Её очарование и сила личности меня сразу поразили и захватили, но главное было в том, что она меня поддержала морально, дав простой и на первый взгляд банальный совет. Внимательно выслушав мой довольно понятный рассказ – столько уж раз я его внутри себя проговаривала, надеясь достойно выступить в диспутах и убедительно победить соперников, что в благоприятной обстановке смогла наконец связно изложить события от начала до конца, - Замира не стала высказывать сочувствия и возмущения, а произнесла камерным, домашним, красивым своим голосом:
- Знаешь, Наташенька, напиши-ка ты об этом в нашу газету.
И то, что она меня так терпеливо слушала (а я уже сама себе надоела с этой тупиковой историей) и так ласково назвала, и её спокойствие, и тихий голос – всё это сразу вывело меня из заезженной колеи местного инцидента в более широкую область. О «Памяти» практически не писали, тем более критических статей. Но мы, обсуждая неофициальные новости, точно знали, что примерно такая же обстановка складывается во многих других местах. И совет Замиры словно бы замыкал наше горестное поражение в цепь событий более важных, чем разгон маленького, никому не известного театрика.
И я начала писать письмо. Делала это долго, и даже не помню сейчас, кто помогал мне его сочинять. Наверное, никто (говорю так, исходя из общих соображений – не любила советов и критики в своих сюжетах и оборотах). А напечатала письмо – чётко, красиво, без ошибок - Эля Шугрина. При том, что сама была ярой сторонницей многих из наших противников (она их знала раньше, за что-то уважала и поддерживала борьбу за трезвость), мне в просьбе не отказала. Более того, выполнила её без всяких глупых нареканий. По-моему, её терпимое отношение к моему письму держалось ещё и на том, что она не верила в его действенность.
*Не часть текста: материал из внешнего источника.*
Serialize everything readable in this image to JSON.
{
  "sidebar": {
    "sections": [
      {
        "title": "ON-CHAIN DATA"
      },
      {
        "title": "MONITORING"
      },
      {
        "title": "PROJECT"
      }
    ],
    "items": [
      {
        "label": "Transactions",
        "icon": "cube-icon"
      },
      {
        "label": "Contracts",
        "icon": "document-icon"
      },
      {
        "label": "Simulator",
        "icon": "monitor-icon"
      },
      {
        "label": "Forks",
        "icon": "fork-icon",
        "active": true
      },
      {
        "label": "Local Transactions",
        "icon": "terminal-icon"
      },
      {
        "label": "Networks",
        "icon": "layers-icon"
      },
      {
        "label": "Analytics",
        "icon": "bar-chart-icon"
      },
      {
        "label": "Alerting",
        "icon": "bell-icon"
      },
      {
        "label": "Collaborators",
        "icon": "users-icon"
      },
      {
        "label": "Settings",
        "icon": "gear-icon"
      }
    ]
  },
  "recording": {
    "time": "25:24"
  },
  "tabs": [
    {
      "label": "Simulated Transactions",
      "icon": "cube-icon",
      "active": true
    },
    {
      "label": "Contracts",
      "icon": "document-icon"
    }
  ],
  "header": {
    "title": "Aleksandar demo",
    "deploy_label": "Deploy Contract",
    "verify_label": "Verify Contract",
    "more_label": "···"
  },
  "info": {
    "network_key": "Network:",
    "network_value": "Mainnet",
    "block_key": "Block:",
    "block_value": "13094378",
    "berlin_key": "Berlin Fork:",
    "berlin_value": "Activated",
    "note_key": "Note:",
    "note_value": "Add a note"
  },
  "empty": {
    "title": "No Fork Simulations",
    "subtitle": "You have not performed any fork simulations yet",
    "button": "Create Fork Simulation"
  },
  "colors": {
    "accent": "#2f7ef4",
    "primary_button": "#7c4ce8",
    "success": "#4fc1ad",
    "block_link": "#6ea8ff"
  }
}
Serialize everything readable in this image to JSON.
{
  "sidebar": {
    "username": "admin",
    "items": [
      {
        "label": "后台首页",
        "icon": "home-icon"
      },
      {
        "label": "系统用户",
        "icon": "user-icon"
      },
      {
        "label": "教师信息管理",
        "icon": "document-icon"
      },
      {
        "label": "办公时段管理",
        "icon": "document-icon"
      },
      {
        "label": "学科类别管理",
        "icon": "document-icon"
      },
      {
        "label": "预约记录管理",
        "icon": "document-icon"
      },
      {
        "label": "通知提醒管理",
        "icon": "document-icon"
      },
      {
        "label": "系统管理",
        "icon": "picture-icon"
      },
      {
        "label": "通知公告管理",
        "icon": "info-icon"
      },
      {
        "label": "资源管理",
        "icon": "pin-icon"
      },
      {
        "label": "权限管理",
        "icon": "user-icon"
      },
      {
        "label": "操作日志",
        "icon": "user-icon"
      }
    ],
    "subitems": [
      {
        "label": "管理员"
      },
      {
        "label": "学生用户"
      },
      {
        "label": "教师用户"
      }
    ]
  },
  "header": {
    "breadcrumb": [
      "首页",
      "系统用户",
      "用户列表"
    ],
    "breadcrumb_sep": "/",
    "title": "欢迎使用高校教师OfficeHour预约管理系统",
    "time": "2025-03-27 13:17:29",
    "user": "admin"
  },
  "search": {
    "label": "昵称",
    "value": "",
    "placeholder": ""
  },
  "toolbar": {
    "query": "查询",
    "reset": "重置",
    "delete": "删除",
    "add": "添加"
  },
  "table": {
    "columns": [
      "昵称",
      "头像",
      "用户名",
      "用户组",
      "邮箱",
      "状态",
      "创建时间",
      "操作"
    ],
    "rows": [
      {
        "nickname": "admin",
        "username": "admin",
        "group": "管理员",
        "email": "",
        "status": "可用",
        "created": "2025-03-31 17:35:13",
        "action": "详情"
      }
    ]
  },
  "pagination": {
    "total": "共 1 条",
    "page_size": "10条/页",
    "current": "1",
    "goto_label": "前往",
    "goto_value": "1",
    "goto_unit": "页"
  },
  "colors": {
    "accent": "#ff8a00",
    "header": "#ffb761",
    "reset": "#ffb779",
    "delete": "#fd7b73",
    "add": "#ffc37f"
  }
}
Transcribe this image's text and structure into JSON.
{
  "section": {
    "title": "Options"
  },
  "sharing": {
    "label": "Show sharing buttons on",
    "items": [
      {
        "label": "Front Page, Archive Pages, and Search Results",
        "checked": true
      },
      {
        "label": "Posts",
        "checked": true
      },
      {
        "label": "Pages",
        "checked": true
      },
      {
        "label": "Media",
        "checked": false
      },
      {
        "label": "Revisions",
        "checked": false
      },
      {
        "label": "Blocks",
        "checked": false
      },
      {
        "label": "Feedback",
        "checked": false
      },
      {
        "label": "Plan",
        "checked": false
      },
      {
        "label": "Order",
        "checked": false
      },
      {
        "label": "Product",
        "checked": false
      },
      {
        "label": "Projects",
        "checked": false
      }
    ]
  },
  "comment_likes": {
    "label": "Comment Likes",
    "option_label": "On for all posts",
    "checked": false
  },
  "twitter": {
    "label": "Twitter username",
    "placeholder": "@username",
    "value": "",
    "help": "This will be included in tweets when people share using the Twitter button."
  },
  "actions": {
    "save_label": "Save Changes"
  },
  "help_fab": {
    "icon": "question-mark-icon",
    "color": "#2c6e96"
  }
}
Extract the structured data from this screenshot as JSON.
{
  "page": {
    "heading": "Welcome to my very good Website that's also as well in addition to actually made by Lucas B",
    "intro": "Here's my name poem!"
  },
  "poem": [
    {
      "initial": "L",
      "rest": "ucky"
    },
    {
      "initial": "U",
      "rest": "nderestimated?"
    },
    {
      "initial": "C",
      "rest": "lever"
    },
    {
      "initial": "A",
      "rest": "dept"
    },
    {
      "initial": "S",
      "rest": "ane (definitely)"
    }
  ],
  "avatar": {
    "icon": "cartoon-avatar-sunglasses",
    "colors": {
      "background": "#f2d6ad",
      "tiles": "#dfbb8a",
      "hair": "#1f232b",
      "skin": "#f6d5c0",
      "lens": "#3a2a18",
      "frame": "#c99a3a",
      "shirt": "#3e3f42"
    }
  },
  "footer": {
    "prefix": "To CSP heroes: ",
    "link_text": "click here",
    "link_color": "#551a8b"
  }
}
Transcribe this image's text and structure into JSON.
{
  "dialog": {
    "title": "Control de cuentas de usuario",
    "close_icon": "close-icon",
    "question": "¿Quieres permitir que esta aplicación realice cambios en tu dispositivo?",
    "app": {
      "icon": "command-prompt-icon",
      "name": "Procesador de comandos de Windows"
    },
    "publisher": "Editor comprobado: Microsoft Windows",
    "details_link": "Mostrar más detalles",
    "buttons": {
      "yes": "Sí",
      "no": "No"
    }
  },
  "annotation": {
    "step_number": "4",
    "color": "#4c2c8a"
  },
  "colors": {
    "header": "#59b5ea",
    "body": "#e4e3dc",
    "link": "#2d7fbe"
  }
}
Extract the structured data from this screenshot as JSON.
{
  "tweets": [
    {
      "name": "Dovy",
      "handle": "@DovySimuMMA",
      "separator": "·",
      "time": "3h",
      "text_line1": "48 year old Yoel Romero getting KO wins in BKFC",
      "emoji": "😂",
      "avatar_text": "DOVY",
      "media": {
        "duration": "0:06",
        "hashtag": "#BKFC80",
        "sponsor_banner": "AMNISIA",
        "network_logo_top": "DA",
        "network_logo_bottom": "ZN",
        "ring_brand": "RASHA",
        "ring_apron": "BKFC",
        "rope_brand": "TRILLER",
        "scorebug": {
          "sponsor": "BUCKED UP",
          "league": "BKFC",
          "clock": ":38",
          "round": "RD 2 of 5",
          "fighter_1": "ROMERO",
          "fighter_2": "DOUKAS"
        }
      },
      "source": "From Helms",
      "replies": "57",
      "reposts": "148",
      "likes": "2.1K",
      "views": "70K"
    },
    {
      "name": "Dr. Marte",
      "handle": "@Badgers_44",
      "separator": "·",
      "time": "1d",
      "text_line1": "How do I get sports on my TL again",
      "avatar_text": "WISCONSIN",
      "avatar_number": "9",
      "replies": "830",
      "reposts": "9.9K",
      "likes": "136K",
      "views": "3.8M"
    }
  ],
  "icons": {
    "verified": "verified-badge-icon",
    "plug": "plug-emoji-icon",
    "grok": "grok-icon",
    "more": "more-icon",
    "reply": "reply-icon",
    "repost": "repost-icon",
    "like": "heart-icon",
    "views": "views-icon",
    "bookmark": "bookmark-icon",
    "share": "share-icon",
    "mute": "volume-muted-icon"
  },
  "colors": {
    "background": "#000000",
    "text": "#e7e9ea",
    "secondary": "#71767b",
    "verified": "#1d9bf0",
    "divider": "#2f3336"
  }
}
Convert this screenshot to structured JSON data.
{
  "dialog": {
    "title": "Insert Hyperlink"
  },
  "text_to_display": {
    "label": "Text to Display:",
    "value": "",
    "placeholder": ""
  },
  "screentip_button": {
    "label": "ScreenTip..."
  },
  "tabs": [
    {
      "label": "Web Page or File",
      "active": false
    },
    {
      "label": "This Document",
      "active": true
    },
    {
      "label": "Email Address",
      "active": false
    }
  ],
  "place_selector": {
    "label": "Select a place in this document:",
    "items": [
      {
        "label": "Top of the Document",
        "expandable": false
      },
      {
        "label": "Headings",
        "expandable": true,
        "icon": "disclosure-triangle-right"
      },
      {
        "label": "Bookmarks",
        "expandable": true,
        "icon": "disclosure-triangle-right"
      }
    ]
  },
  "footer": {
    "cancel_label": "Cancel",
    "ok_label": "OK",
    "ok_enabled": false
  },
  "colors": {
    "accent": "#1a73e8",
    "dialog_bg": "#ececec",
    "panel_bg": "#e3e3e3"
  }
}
Сначала как будто она оказывалась права. Письмо я отправила чуть ли не в сентябре 1985-го (помню, как долго не могла решиться подписать конверт. А потом зайти на почту. Мне казалось, что у меня письмо даже не возьмут. Взяли без слов и молча выдали квитанцию). Шло время, но ничего не происходило – никто не публиковал моих откровений, никто не выступал в нашу защиту. Однако я знала, что письмо получено и прочитано. Конечно, от Замиры – кто ещё мог бы мне это сказать? Почему же его не печатают под броским заголовком типа «Осторожно, мракобесие!» или что-то в этом роде? Я как человек нетерпеливый и неустойчивый регулярно впадала в грех отчаяния и гнева. Замира успокаивала меня и в то же время объясняла, как сейчас сложно поднимать такие темы. Я видела, что ей трудно разговаривать обо всём этом, и старалась не приставать. Мы много общались – при этом говорили больше о чём-нибудь отвлечённом - и подружились (несмотря на разницу в возрасте, образовании, круге знакомств, увлечениях) именно тогда. И теперь я с радостью думаю о том, что это тягостное время принесло мне такой дар, как дружбу многих хороших людей – и среди них Н.Ф. Луканёв, Замира, Наталья Алексеевна Притвиц.

Продолжение и окончание
Между тем моё письмо действительно не лежало под спудом. Я вскоре даже узнала имя человека, который им занимался – Валерий Кичин. Его статьи на темы культуры тогда часто встречались в «Литературке». И я точно знаю, что мы с Кичиным разговаривали по телефону. Его слова, заглушённые расстоянием - что этим черносотенцам нельзя сдаваться - как сейчас звучат у меня в ушах.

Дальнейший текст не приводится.